Pas de spatioport ou d’aéroport en vue, pas de routes, pas de bâtiments, mais certaines formes vagues, immenses, tremblotantes comme un mirage sur le sable et l’armoise au pied des montagnes aux sombres versants. Falk écarquilla les yeux, incapable de distinguer ces formes, et ce fut Orry qui annonça, avec un hoquet de surprise : « Les vaisseaux interstellaires ! »
C’étaient bien les vaisseaux cosmiques des Shing, c’était leur flotte ou une partie de cette flotte, camouflée par des filets antiphotoniques. Falk n’avait vu d’abord que les plus petits ; il y en avait d’autres, qu’il avait pris pour des collines…
L’aérocar s’était posé en douceur à côté d’une petite cabane délabrée, sans toit, aux planches décolorées et fendillées par le vent du désert.
— « Qu’est-ce que c’est que cette cabane ? »
— « Un de ses côtés recèle l’entrée des souterrains. »
— « Est-ce qu’on y trouve des ordinateurs au sol ? »
— « Oui. »
— « Y a-t-il de petits vaisseaux prêts à partir ? »
— « Ils sont tous prêts à partir.
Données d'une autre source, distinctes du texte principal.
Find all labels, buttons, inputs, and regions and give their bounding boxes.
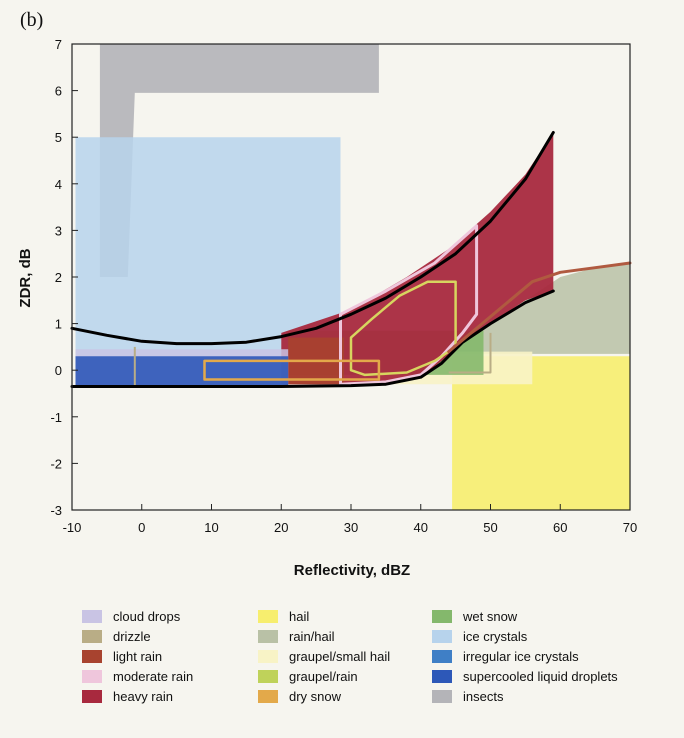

Ce sont pour la plupart des engins de défense servis par des robots. »
— « Y en a-t-il un à commandes manuelles ? »
— « Oui. Celui qui est destiné à Har Orry. »
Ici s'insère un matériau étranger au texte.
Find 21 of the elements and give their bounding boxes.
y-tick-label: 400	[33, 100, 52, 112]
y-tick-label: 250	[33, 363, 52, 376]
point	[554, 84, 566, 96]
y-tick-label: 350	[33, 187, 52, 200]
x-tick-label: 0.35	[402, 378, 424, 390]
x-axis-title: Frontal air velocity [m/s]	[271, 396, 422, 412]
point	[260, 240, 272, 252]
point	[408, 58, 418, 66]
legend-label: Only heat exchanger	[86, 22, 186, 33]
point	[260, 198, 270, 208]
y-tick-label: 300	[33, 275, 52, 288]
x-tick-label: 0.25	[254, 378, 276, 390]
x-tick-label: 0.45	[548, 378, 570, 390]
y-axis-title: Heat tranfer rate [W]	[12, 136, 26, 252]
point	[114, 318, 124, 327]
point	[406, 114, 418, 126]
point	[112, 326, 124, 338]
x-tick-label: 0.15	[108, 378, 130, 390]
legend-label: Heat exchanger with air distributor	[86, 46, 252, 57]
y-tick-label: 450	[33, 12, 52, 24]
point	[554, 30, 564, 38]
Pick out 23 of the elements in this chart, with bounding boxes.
Ramarren ne relâcha pas sa prise télépathique sur l’esprit du Shing tandis que Falk lui ordonnait de les conduire au vaisseau et de lui montrer les ordinateurs de bord. Ken Kenyek lui obéit aussitôt. Falk-Ramarren n’y comptait pas absolument ; une emprise mentale de cette nature a ses limites, exactement comme une vulgaire suggestion hypnotique. L’instinct de conservation résiste souvent, même à la prise la plus forte ; il peut, si l’on y touche, provoquer un déphasage immédiat. Mais apparemment Ken Kenyek n’était aucunement poussé à une résistance instinctive par la trahison qu’il était contraint de commettre ; il conduisit les Weréliens au vaisseau stellaire, répondit en petit garçon obéissant à toutes les questions de Falk-Ramarren, les ramena à la cabane décrépite, commanda par signaux matériels et mentaux l’ouverture de la trappe affleurant le sol de sable près de la porte. Un tunnel ; les trois hommes y pénétrèrent. À chacune des portes, chacune des barrières protectrices, chacun des boucliers qu’ils rencontraient dans ces galeries, Ken Kenyek émettait le signal ou la réponse convenable, tant et si bien qu’ils arrivèrent enfin aux profonds souterrains qui, à l’épreuve de toute attaque, catastrophe ou tentative de vol, abritaient les guides de pilotage automatique et les ordinateurs pour vols interstellaires.